New post-COVID syndrome ‘MIS-C’ can cause lifelong damage to children’s hearts

SAN ANTONIO, Texas — A frightening new set of coronavirus research may lead some parents to think twice about in-person learning this school year. Although many people will never know if they had COVID-19, doctors say a frightening side-effect of the virus is being found in asymptomatic children. Researchers in Texas find a life-threatening inflammation of the heart, believed to be linked to coronavirus, can injure children so badly survivors may need lifelong care afterwards.

The devastating condition, known as Multisystem Inflammatory Syndrome in Children (MIS-C), can emerge in youngsters three to fours weeks after a COVID-19 infection. It’s also referred to as PIMS-TS, short for “pediatric inflammatory multisystem syndrome temporally associated with severe acute respiratory syndrome coronavirus 2 (SARS-CoV-2)” in some parts of the world.

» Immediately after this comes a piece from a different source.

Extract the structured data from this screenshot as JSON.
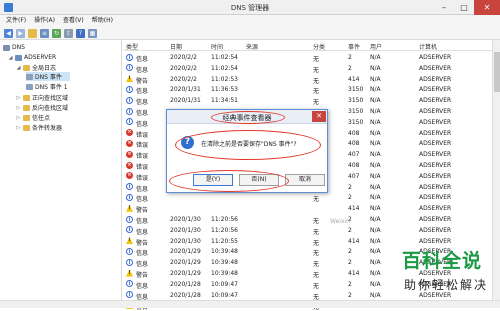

Dr. Alvaro Moreira says this condition can strike without warning and affects kids who are healthy and asymptomatic during the pandemic.

“According to the literature, children did not need to exhibit the classic upper respiratory symptoms of COVID-19 to develop MIS-C, which is frightening,” the neonatologist from the University of Texas Health Science Center at San Antonio says in a release.

“Children might have no symptoms, no one knew they had the disease, and a few weeks later, they may develop this exaggerated inflammation in the body.”

How does MIS-C affect children?

Moreira and his team examine 662 MIS-C cases around the world from Jan. 1 to July 25, 2020. Just over 70 percent of those cases sent children into the intensive care unit.

All of the young patients had fevers, 73.7 percent experienced abdominal pain or diarrhea, and 68.3 percent were vomiting. Eleven of these children died from MIS-C.

“This is a new childhood disease that is believed to be associated with SARS-CoV-2,” Dr. Moreira explains. “It can be lethal because it affects multiple organ systems. Whether it be the heart and the lungs, the gastrointestinal system or the neurologic system, it has so many different faces that initially it was challenging for clinicians to understand.”

Devastating effects on the heart

Researchers are finding this hidden condition is also causing damage to a child’s heart usually seen in much older patients. Troponin, a marker found in heart attack patients, was discovered in most of the MIS-C cases.

“Almost 90% of the children (581) underwent an echocardiogram because they had such a significant cardiac manifestation of the disease,” Moreira details.

Out of those examinations, 54 percent of the results came back abnormal. These children are experiencing a dilation of coronary blood vessels, a symptom seen in the similar Kawasaki disease. Young patients also suffer depressed ejection fraction, suggesting the heart is struggling to pump oxygenated blood to the body’s tissues.

One in 10 kids with MIS-C had an aneurysm of a coronary vessel. Moreira warns these patients have the highest risk of suffering future heart and health issues.

“These are children who are going to require significant observation and follow-up with multiple ultrasounds to see if this is going to resolve or if this is something they will have for the rest of their lives,” the assistant professor of pediatrics adds.

Weight problems are a key factor

The study reveals children who are obese or overweight are particularly at risk for MIS-C if they have COVID-19. Nearly half the children in the report have an underlying medical condition. Half of those MIS-C patients are either overweight or obese.

When researchers compare this condition to COVID-19, they find MIS-C causes far more inflammation than coronavirus. Troponin markers are 50 times higher than normal in children affected by Multisystem Inflammatory Syndrome.

This incredible amount of inflammation surpasses that caused by two more common childhood conditions, Kawasaki disease and toxic shock syndrome. Luckily, study authors report the treatment for MIS-C seems to be the same.

“The saving grace is that treating these patients with therapies commonly used for Kawasaki – immunoglobulin and glucocorticosteroids – has been effective,” says Moreira.

The study appears in the journal EClinicalMedicine.